Alberta's potential entry into regulated online gaming would be the single largest catalyst for upside. If the province proceeds with a licensing framework by mid-2027, analysts estimate it could contribute $300 million to $500 million in first-year digital revenue. Saskatchewan and Manitoba have also signaled interest in exploring enhanced digital offerings through their provincial lottery corporations.
On the regulatory front, the federal government's ongoing review of gambling advertising standards could introduce new restrictions that dampen operator marketing spending and slow customer acquisition.

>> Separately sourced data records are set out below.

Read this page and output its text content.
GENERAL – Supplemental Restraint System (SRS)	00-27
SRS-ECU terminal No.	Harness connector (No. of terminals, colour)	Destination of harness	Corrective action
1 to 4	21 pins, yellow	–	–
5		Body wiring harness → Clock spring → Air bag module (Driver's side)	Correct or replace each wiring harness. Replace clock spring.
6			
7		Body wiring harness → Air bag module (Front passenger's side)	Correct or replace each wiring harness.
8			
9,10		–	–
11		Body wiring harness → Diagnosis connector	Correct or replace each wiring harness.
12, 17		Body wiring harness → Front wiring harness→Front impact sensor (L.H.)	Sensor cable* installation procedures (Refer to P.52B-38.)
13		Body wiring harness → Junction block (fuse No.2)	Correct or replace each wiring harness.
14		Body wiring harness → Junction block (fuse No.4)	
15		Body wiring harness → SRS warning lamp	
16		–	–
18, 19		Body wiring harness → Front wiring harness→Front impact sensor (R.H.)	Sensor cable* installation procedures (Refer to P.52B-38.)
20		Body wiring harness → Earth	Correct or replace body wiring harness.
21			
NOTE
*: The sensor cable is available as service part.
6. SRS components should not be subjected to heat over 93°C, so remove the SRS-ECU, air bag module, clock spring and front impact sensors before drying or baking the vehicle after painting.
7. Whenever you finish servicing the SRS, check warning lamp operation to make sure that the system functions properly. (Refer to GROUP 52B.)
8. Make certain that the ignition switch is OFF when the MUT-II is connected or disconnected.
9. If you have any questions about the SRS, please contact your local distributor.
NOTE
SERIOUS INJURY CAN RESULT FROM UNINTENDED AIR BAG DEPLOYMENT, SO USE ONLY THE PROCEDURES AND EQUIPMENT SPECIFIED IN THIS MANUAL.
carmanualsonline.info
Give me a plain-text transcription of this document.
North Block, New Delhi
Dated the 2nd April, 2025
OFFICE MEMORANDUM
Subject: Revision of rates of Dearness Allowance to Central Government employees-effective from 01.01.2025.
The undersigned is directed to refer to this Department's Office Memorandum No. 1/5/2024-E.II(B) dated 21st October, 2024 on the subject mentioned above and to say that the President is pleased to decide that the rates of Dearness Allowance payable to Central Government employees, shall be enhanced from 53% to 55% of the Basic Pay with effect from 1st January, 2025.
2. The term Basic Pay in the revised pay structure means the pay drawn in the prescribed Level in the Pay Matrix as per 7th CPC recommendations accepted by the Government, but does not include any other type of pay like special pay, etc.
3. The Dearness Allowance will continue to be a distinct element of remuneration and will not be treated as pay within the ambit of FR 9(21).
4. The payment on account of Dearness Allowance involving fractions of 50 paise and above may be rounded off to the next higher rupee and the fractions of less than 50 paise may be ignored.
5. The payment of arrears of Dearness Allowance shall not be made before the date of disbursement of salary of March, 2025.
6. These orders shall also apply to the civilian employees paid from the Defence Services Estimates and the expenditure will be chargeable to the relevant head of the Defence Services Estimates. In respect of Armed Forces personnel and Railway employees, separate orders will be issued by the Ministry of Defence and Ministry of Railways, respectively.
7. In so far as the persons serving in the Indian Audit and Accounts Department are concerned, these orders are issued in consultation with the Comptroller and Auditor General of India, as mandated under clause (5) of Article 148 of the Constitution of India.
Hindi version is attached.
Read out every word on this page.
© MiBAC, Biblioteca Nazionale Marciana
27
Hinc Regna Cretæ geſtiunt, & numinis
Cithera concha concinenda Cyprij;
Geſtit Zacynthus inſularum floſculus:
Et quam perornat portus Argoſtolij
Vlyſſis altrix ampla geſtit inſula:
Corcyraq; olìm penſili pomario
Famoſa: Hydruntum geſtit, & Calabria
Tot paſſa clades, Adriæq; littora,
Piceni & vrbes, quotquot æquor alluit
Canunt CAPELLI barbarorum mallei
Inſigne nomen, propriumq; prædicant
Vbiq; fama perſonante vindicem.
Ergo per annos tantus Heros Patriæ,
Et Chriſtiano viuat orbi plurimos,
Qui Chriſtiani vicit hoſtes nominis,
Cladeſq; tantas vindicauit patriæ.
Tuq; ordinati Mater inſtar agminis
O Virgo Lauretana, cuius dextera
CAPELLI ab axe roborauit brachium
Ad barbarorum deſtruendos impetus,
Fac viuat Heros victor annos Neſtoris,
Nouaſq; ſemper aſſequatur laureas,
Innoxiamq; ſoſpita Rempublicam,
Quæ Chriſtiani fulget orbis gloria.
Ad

A parliamentary committee report expected in the fall of 2026 is widely anticipated to recommend tighter controls on celebrity endorsements and bonus offer promotions.
The macroeconomic environment presents a mixed picture. While gaming revenue has historically proven resilient during economic downturns — with consumers substituting gaming entertainment for more expensive leisure activities — rising interest rates and housing affordability pressures could constrain discretionary spending in key demographics.
"The growth story for Canadian gaming isn't over, but it's entering a new phase," Walsh observed. "The easy gains from regulatory liberalization are largely banked. Future growth will depend on product innovation, responsible expansion into new provinces, and the industry's ability to maintain social license through robust player protection measures."
What seems certain is that the $18.9 billion milestone recorded in 2026 represents not a peak but a waypoint. The structural reforms of the early 2020s have fundamentally redrawn the Canadian gaming landscape, and the full implications — for provincial budgets, employment patterns, technology development, and public health — will continue to unfold for years to come.